Моряна - Александр Черненко
Шрифт:
Интервал:
Закладка:
— Чего городишь! — У Дойкина изогнулись вихрастые брови, до этого покойно лежавшие на могучих надбровных буграх.
— Как чего?! — Дмитрий затрясся в гневе, точно снова хватил его озноб.
— Постой, постой. Не горячись! Говори толком.
— Тулуп в вычет пошел, — лязгал зубами Дмитрий. — А он тут... висит вот...
— Может, ошибка какая, — и Дойкин, пожимая плечами, не спеша оглядел двор.
У сетевого амбара копошился казах.
— Шаграй!
Нахлобучивая шапку, казах поспешно подбежал к Дойкину.
— Тулупы были, Шаграй, в ихних санях?
Казах часто замигал узкими глазами.
— Мой не помнит, — и он растерянно развел руками.
— Да чего ты, Алексей Фаддеич! — Дмитрий вплотную подошел к тулупу, вскинул его полу. — Вот и латка на подоле. Сам ставил!
— Должно, Софка напутала, — согласился наконец Дойкин и стал ругать жену: — Ох, уж эти бабы! Говорил, не лезь куда не надо!..
Скосив глаза в сторону пса, он зло сказал что-то Шаграю по-казахски.
Казах кинулся к Шайтану и подхваченным с земли прутом стал нещадно наносить ему удары. Пес приглушенно зарычал и метнулся к забору, оттуда скакнул обратно, чуть не свалив Шаграя с ног.
— Ш-шорт! — кричал казах, гоняясь за Шайтаном и ожигая его прутом. — Спать надо минута, а караул давать целый сутка. Ш-шорт!
— Отойдем в сторону, — предложил Дмитрию Дойкин. — Пусть проучит, чорта! Хорошо вот ты зашел, когда он дрых, а то ведь шатается тут всякая шантрапа. Сопрут еще чего. Тот же и тулуп, а ты потом выясняй да моргай перед ловцом... Так его, так, Шаграй!..
И, следя за тем, как гоняется казах за псом, Дойкин подобрел.
— Во сколько ценили тулуп-то? — спросил он Дмитрия.
— В полсотню целковых.
— Ой ли?
— Алексей Фаддеич!..
— Ладно! Сниму полсотню с тебя.
— Вот и хорошо! — Дмитрий радостно опахнул руками запотевшее лицо.
А Дойкин, будто позабыв про ловца, продолжал кричать казаху:
— По башке его, Шаграй! По башке, чорта!
Грохоча проволокой, пес разъяренно метался от калитки в конец двора и под ударами казаха снова несся обратно.
— Шаграй!
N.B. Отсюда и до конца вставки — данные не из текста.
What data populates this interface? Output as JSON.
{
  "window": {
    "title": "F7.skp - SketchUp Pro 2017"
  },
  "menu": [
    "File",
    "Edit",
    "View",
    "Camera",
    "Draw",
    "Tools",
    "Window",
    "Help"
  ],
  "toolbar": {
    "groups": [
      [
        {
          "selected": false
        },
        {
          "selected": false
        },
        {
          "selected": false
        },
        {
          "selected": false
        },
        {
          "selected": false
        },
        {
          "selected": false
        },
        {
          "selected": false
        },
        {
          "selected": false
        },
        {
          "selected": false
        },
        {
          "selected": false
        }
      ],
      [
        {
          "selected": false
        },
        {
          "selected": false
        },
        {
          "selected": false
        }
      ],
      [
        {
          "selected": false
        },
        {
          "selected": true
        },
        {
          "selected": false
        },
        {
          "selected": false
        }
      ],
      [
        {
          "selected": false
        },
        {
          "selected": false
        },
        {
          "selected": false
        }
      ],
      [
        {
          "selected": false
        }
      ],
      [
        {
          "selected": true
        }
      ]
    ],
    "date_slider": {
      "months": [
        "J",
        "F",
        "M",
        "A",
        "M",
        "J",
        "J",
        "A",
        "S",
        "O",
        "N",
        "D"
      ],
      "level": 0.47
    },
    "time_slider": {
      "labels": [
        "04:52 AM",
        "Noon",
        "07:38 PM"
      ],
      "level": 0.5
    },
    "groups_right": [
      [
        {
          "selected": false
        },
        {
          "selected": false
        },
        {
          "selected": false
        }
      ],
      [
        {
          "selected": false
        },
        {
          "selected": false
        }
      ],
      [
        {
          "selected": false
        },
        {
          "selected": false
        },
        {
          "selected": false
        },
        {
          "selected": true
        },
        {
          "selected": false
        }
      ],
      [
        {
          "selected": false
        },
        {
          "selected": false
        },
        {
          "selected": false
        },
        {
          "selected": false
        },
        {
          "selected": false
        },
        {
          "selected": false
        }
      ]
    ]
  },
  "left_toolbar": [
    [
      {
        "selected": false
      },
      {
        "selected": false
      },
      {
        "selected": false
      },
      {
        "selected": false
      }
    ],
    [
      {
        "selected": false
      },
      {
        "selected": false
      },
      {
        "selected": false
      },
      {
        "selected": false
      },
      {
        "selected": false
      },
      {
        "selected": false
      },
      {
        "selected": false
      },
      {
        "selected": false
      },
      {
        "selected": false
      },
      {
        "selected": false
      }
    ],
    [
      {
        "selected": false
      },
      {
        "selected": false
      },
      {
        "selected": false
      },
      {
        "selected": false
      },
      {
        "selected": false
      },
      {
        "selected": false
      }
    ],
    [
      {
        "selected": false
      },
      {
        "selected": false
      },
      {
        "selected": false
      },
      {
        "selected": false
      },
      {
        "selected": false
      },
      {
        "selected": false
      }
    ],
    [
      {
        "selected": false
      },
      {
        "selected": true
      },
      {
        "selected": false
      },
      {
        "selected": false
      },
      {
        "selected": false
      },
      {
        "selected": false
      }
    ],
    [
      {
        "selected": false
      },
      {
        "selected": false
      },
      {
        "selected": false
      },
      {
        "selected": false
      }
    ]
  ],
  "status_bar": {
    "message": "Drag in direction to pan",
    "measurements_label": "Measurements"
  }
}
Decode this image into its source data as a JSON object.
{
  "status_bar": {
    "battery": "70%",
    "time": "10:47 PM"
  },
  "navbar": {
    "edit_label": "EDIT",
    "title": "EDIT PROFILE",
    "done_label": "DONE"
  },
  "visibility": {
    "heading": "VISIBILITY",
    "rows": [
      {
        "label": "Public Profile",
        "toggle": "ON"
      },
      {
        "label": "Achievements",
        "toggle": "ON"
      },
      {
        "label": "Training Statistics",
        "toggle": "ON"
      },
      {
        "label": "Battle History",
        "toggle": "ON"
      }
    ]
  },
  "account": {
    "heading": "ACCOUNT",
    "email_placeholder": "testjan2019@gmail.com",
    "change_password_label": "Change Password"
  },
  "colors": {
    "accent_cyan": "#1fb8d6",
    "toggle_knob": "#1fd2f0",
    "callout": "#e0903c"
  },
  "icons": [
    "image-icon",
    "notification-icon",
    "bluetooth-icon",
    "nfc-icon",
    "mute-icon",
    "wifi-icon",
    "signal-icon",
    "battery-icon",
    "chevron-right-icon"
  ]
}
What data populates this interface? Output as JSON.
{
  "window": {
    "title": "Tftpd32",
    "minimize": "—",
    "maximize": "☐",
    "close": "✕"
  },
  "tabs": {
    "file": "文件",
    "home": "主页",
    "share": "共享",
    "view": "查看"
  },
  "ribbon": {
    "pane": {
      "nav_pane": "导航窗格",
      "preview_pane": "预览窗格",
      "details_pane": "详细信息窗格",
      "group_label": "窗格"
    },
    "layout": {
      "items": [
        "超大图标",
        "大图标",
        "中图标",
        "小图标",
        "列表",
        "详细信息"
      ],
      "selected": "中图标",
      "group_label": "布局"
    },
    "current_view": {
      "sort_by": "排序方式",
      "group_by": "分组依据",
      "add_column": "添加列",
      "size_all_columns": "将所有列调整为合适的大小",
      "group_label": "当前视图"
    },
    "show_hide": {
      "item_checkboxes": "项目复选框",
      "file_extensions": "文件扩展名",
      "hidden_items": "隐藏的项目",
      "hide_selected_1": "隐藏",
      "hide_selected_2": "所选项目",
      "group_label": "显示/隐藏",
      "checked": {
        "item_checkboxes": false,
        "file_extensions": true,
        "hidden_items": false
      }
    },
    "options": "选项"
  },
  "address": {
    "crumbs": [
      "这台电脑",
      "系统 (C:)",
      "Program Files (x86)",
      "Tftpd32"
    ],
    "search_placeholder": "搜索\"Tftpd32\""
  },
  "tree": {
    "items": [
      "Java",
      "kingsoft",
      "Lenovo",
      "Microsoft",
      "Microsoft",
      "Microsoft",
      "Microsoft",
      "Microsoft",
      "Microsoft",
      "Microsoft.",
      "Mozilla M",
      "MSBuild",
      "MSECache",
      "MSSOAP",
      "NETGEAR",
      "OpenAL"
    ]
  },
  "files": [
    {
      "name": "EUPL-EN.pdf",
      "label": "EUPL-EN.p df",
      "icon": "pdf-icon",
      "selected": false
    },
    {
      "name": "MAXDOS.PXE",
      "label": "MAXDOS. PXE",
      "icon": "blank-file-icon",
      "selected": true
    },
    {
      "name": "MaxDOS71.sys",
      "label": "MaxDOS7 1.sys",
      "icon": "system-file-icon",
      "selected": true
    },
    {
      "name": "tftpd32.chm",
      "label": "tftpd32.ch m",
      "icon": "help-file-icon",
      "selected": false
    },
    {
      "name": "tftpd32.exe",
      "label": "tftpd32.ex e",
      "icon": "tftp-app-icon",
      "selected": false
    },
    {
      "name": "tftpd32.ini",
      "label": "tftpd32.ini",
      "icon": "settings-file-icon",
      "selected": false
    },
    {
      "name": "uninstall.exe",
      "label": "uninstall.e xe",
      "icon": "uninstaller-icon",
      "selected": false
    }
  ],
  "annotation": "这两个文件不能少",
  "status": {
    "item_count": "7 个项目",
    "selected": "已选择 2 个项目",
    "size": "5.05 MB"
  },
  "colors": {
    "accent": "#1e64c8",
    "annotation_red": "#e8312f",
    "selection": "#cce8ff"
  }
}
По башке!..
Взбрасываясь на задние лапы и хрипло рыча, Шайтан кидался на Шаграя, но тот, вооруженный колом, откидывал пса и снова гнал его из конца в конец двора.
Дмитрий осторожно тронул Дойкина за плечо:
— Алексей Фаддеич, раз все по-хорошему, хочу и в эту путину от тебя на лов идти.
— Согласен, — отозвался Дойкин, все увлекаясь муштровкой пса. — Как пойдешь? Пятым паем?
— Пятым, Алексей Фаддеич.
— Стало быть, собрать тебя совсем?
— Ага!
— Чтобы не было греха, помни паи: один твой, четыре мои... А то с этой заварухой в городе память у некоторых отшибло.
— Знаю, Алексей Фаддеич! Как не знать!
— Зайди вечером.
— Зайду!
— Значит, по рукам? — и Дойкин сунул Дмитрию свою белую, пухлую руку. — Оно, конечно, для закрепки, по старому-бывалому надо было богу рюмкой помолиться. Но какой там бог у комсомола!..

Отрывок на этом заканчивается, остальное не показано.